This is too often a bad-news business. The good news sometimes gets overlooked.
For example, in 2013, March was more Maddening than Madness at the University of Toledo, as the men’s basketball team was deemed ineligible for postseason play due to deficiencies in the NCAA’s Academic Progress Rate (APR). That story drew plenty of headlines, many inches of type, and lots of airtime.
A mere 16 months later, a significant piece of good news went virtually ignored last week.
UT was one of just 30 Division I men’s teams — and there are about 350 of them — to be presented with the Team Academic Excellence Award by the National Association of Basketball Coaches.
Rocket fans know well what head coach Tod Kowalczyk has done in a four-year stretch on the court, winning four games during his first season and a school-record 27 in 2013-14.
The Rockets, however, have accompanied that dizzying ride with some remarkable progress off the court, as well.
In the recent spring semester, the men’s basketball team compiled a 3.053 grade point average. Nine players scored 3.0 or better and two of them, graduating senior Rian Pearson and freshman Jordan Lauf, qualified for the dean’s list.
UT was honored by the NABC for their 3.0-plus GPA along with schools like Bucknell, Dartmouth, Florida, Gonzaga, Lehigh, Stanford, and Yale, to alphabetically drop a few names. UT was the only Mid-American Conference men’s team to receive the award — there were no Big Ten teams — and one of just two Ohio schools on the list, joining Youngstown State.
The APR, meanwhile, is a rather complicated formula that calculates eligibility, retention, and advancement toward a degree. It is a rolling, four-year scoring average that caught up with UT, which once sunk as low as 813 in one school year. Going through a four-year stretch with three different head coaches made some of the retention issues predictable. Toledo’s most recent APR score was 944, a vast improvement albeit still short of great. Kowalczyk vowed Tuesday that edging towards a perfect score of 1,000 remains his goal.

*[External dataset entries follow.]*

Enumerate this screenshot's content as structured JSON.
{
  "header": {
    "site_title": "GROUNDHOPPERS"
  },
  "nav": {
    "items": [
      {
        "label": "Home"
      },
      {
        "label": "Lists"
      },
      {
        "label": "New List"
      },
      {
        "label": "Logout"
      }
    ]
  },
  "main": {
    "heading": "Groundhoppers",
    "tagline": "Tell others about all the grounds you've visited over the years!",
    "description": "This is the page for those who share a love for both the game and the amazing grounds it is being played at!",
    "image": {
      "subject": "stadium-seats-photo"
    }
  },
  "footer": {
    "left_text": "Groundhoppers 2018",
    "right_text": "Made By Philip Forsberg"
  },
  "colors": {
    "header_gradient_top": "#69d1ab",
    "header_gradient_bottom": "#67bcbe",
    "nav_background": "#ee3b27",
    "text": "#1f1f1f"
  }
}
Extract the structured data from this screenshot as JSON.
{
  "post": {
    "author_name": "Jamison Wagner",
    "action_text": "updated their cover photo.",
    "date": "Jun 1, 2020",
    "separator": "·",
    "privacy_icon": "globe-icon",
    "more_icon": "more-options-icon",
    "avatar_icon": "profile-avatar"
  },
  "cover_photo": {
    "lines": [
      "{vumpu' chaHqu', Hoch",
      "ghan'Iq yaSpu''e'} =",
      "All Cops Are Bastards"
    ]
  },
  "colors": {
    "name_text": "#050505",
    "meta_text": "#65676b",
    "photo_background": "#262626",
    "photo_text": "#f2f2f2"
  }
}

“When I got here the culture in every respect was nowhere near acceptable,” Kowalczyk said. “That was particularly the case academically. Success in the classroom and graduating is the No. 1 priority. I promise recruits two things. First, you’ll get a degree from a great school. Second, you’ll get better as a basketball player every day. Those are the two things I can control.”
TK credits recruiting “good guys from good families who understand the value of a degree” as the first key to success. The rest of the credit for UT’s awakening, he said, goes to his assistant coaches and to academic adviser Sue Irmen.
So, which was the greater accomplishment, 27 wins or the Team Academic Excellence Award?
“I don’t know that answer,” Kowalczyk said. “I do know that I take greater pride in academic performance and graduating players than I do in wins and losses. I’d like to think our players’ experiences here will be about lots of things… hanging banners, camaraderie, ESPN games, postseason tournaments. But, ultimately, what matters is a degree and being prepared for future success.”